Viele Festgenommene sind laut Gardner aus Kapazitätsgründen überall im Land in Sporthallen oder Reitställen unter teils menschenunwürdigen Bedingungen untergebracht. "Die Festgenommenen müssen mit ihren Familien kommunizieren können und Zugang zu ihren Anwälten haben", forderte Gardner. Es gebe jedoch keine offiziell zugängliche Liste, aus der hervorgehe, wer an welchem Ort untergebracht ist.

Nach dem Putschversuch von Teilen des Militärs am 15. und 16. Juli hatte Präsident Recep Tayyip Erdoğan einen 90-tägigen Ausnahmezustand verhängt. Seitdem läuft eine sogenannte Säuberung im Militär und bei der Polizei, in den Medien, der Justiz und im Bildungsbereich. Nach offiziellen Angaben von Ende vergangener Woche wurden bislang fast 19.000 Menschen festgenommen, gegen mehr als 10.100 von ihnen ergingen Haftbefehle.
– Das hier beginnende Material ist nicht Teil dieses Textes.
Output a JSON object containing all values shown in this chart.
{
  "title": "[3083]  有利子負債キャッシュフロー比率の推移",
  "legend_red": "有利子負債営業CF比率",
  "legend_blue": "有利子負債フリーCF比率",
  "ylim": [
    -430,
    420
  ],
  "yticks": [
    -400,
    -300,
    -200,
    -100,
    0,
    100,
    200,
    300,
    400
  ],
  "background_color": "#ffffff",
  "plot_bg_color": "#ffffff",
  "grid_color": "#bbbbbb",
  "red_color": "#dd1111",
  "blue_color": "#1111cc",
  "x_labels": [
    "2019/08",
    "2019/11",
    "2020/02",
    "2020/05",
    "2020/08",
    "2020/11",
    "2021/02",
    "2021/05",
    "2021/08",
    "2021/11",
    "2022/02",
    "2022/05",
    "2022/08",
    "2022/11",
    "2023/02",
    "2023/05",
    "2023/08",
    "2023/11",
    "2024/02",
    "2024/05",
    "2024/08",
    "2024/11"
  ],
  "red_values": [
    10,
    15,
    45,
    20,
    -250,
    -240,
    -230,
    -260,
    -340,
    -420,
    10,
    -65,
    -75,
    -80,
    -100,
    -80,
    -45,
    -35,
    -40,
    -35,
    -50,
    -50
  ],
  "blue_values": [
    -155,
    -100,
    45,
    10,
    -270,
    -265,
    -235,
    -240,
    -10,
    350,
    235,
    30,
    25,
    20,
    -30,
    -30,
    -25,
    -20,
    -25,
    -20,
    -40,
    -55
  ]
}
Ministerpräsident Binali Yıldırım sagte zudem, es seien mehr als 58.600 Staatsbedienstete suspendiert und fast 3.500 dauerhaft entlassen worden.

Die Regierung dementiert

Natürlich habe die Regierung nach dem Putschversuch das Recht, den Ausnahmezustand zu verhängen, sagte Amnesty-Experte Gardner. Es habe jedoch bereits zuvor Hinweise auf Menschenrechtsverletzungen gegeben. Dass die Regierung nun mehr Macht erhalte, sei besorgniserregend. Amnesty hatte zuletzt auf mögliche Folter in Polizeigewahrsam hingewiesen.

Die türkische Regierung streitet die Vorwürfe ab. Erdoğan sagte, es könne sein, dass Soldaten "während der Tumulte Tritte und Schläge abbekommen haben". Für Folter gebe es jedoch null Toleranz. Amnesty-Experte Gardner hält das Dementi für nicht glaubhaft.